Ao retornar para o Brasil, em 1980, Isaias não aceitou ser reintegrado ao quadro de funcionários da USP. Alegava que o Departamento de Bioquímica não mais necessitava de seus serviços e foi buscar novos ares. Neste sentido, trabalhou por algum tempo no Laboratório Lavoisier de Análises Clínicas e, em seguida, foi contratado para atuar no Instituto Butantan. Lá, Raw liderou a modernização das plantas de produção de vacinas e soros e contribuiu para o desenvolvimento de produtos para uso coletivo e promoção da saúde, tais como a vacina contra hepatite B, a tríplice com hepatite B, os primórdios da vacina contra a dengue, a vacina da gripe, da coqueluche, do pneumococo, da hepatite B com BCG e o surfactante pulmonar. Sua última obra no Butantan foi a construção do Museu de Microbiologia — um museu interativo no qual os estudantes secundários podem manipular organismos unicelulares vivos, além de estudar modelos fiéis de vírus, bactérias e protozoários.

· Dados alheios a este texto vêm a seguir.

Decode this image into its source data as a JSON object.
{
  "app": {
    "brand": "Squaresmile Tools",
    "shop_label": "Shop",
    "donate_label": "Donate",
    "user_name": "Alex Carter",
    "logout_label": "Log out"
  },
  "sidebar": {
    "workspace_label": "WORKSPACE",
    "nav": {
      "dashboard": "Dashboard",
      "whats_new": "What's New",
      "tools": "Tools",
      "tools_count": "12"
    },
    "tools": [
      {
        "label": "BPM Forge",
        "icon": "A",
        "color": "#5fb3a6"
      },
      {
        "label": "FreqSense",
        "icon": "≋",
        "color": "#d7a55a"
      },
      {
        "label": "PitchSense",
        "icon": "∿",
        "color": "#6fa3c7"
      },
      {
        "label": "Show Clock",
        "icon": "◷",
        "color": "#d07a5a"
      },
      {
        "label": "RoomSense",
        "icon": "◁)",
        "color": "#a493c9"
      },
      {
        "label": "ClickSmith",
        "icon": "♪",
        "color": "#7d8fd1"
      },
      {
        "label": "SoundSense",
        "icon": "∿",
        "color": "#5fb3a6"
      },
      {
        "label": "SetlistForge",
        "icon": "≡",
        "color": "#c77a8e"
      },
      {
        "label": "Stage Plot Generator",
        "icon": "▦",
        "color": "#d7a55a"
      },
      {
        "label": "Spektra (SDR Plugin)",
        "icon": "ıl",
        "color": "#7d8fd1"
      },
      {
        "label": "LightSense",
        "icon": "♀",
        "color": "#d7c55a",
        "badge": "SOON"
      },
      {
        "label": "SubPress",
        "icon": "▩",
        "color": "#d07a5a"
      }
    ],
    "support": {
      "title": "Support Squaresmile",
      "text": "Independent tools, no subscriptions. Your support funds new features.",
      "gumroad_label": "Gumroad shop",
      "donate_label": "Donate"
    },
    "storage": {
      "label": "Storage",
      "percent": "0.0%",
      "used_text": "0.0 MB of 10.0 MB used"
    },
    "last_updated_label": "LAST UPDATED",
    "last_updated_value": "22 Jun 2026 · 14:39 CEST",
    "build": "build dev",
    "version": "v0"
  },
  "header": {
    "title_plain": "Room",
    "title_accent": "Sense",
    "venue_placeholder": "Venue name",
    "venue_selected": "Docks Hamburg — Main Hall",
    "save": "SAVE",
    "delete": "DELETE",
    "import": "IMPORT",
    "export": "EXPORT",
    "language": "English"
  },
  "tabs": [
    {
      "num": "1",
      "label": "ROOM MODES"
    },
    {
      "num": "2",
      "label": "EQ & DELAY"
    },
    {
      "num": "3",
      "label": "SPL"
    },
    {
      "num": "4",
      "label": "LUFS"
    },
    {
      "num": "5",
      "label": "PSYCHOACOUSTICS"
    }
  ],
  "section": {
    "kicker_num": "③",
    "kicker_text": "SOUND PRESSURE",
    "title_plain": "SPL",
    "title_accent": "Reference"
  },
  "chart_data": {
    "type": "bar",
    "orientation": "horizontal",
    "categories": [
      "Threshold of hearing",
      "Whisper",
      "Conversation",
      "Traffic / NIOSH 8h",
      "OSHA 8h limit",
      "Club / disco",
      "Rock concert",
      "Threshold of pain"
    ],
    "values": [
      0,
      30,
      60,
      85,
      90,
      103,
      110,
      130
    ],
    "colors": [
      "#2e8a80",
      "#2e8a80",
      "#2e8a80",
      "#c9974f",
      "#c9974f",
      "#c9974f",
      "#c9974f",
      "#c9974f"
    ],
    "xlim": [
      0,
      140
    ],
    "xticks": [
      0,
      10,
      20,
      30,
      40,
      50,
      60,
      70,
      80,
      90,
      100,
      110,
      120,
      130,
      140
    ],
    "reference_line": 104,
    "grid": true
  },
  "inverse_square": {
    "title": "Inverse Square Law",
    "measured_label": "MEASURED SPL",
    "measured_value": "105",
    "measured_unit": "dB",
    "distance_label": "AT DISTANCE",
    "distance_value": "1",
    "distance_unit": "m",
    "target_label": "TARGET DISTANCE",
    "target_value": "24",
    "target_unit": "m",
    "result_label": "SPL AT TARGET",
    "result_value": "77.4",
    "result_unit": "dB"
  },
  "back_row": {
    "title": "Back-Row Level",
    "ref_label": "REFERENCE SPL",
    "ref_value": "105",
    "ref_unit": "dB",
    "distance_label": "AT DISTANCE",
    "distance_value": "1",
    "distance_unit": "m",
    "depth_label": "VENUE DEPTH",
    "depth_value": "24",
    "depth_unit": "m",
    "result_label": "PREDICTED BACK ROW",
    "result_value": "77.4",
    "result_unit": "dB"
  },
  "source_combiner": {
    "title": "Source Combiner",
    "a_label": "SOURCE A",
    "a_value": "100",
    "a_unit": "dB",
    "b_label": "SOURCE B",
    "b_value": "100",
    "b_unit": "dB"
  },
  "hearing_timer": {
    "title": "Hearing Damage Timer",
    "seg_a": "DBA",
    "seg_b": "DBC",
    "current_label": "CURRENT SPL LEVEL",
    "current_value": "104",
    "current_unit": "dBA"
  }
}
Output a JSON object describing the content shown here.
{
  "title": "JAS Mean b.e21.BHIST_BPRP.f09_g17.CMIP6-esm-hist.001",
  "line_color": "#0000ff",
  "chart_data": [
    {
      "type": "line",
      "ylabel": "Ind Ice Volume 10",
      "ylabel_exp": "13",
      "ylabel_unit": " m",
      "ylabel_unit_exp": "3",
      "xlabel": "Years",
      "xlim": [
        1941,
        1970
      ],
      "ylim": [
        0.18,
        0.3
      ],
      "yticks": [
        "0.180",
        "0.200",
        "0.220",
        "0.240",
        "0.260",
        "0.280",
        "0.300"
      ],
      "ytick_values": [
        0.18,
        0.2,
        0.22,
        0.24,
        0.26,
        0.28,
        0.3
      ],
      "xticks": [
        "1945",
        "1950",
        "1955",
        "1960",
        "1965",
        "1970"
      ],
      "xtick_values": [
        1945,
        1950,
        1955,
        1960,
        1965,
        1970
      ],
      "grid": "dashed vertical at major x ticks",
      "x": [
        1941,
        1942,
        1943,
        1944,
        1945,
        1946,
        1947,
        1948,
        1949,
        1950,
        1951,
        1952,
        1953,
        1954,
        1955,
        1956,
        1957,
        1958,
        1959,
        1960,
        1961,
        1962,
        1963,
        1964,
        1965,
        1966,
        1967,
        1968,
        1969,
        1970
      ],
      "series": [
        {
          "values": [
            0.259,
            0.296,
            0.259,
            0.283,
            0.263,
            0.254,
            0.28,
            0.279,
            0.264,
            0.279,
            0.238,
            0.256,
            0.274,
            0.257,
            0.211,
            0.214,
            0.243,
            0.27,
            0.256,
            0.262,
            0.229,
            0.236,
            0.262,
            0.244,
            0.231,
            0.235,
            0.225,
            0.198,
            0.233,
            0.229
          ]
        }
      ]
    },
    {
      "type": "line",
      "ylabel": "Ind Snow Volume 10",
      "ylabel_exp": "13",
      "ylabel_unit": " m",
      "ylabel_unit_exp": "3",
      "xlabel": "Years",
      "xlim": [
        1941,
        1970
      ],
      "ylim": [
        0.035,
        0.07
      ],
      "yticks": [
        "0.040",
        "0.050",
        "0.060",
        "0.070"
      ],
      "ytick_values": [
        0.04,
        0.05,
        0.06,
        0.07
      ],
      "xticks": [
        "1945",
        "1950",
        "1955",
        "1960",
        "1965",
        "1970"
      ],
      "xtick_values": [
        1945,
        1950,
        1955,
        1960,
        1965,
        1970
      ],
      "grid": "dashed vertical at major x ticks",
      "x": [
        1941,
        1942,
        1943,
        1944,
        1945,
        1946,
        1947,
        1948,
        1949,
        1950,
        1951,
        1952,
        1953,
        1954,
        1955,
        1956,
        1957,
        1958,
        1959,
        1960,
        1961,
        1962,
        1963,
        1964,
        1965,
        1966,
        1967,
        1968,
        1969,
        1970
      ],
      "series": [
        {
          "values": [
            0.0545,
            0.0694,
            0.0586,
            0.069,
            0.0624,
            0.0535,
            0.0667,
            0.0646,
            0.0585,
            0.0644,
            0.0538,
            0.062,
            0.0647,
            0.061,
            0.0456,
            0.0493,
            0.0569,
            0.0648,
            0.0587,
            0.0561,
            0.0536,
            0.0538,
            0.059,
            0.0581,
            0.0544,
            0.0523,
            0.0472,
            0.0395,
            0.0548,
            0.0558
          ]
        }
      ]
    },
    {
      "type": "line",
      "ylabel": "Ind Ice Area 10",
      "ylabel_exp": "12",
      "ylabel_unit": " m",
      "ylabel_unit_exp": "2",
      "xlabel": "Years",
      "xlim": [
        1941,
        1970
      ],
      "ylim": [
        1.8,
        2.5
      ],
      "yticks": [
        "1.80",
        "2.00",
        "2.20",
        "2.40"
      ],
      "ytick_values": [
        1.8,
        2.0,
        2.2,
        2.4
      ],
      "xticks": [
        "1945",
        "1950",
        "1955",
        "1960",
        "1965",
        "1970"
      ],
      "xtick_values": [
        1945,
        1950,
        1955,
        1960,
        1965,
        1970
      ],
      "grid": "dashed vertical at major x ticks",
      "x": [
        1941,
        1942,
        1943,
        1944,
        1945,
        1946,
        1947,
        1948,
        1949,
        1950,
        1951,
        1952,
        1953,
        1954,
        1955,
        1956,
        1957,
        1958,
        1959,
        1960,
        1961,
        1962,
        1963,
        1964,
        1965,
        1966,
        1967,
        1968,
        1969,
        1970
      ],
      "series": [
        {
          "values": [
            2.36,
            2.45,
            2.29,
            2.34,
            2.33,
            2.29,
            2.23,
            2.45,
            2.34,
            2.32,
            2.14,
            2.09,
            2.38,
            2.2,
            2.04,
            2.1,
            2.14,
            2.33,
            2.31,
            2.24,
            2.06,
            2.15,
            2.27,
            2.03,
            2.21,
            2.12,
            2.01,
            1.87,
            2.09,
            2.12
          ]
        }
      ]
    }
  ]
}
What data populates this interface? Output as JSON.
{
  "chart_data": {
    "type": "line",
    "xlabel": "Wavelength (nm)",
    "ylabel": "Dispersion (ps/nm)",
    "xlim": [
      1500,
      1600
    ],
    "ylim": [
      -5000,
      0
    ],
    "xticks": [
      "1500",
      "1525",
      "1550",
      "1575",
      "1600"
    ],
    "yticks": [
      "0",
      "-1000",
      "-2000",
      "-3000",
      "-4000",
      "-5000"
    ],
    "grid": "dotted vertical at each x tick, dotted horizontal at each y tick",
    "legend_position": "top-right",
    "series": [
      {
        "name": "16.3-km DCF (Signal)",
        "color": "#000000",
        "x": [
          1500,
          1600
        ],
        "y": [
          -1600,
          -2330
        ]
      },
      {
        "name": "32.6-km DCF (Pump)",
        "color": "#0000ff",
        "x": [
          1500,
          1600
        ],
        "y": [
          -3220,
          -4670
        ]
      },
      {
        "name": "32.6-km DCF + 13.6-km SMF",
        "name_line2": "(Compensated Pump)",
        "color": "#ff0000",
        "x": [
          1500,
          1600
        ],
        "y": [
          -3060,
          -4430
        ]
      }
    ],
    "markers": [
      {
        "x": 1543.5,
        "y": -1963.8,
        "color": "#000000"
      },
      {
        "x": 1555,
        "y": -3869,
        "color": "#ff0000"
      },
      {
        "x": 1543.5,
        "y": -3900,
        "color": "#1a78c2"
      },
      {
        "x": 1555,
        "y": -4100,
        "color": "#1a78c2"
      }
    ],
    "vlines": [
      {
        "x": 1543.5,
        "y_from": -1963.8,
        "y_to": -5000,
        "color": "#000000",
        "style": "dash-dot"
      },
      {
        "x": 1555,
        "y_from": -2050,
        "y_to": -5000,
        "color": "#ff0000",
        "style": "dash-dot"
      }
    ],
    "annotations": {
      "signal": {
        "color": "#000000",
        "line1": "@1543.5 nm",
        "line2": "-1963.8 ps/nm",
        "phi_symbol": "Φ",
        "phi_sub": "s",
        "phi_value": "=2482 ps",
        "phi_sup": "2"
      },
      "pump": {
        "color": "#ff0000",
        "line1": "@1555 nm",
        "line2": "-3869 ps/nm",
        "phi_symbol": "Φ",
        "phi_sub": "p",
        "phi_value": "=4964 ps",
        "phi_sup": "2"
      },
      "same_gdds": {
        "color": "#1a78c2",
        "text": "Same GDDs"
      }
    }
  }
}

Falecido em 13 de dezembro de 2022, Isaias será sempre lembrado por aqueles que o conheceram e por suas inúmeras contribuições nos ramos da Ciência e Educação.
“A trajetória de Isaias foi um perene recomeçar! Como uma faísca incontrolável, ele foi um gerador de iniciativas que sempre tiveram como fio condutor a ânsia de influir na criação de uma mentalidade científica na escola, na empresa e na sociedade. Tudo o que fez sempre tentou abranger o Brasil: educação científica para todos, vacinas para todos, insumos para todos. Neste processo, numerosas pessoas foram envolvidas; agrupamentos foram formados e permanecem, enquanto outros se desfizeram e foram fertilizar novas iniciativas. Foi isso o que, após 75 anos, ficou de Isaias: as ideias, as sementes de transformação e as pessoas que, trabalhando com ele, ele ajudou a moldar” (sic Colli, W.).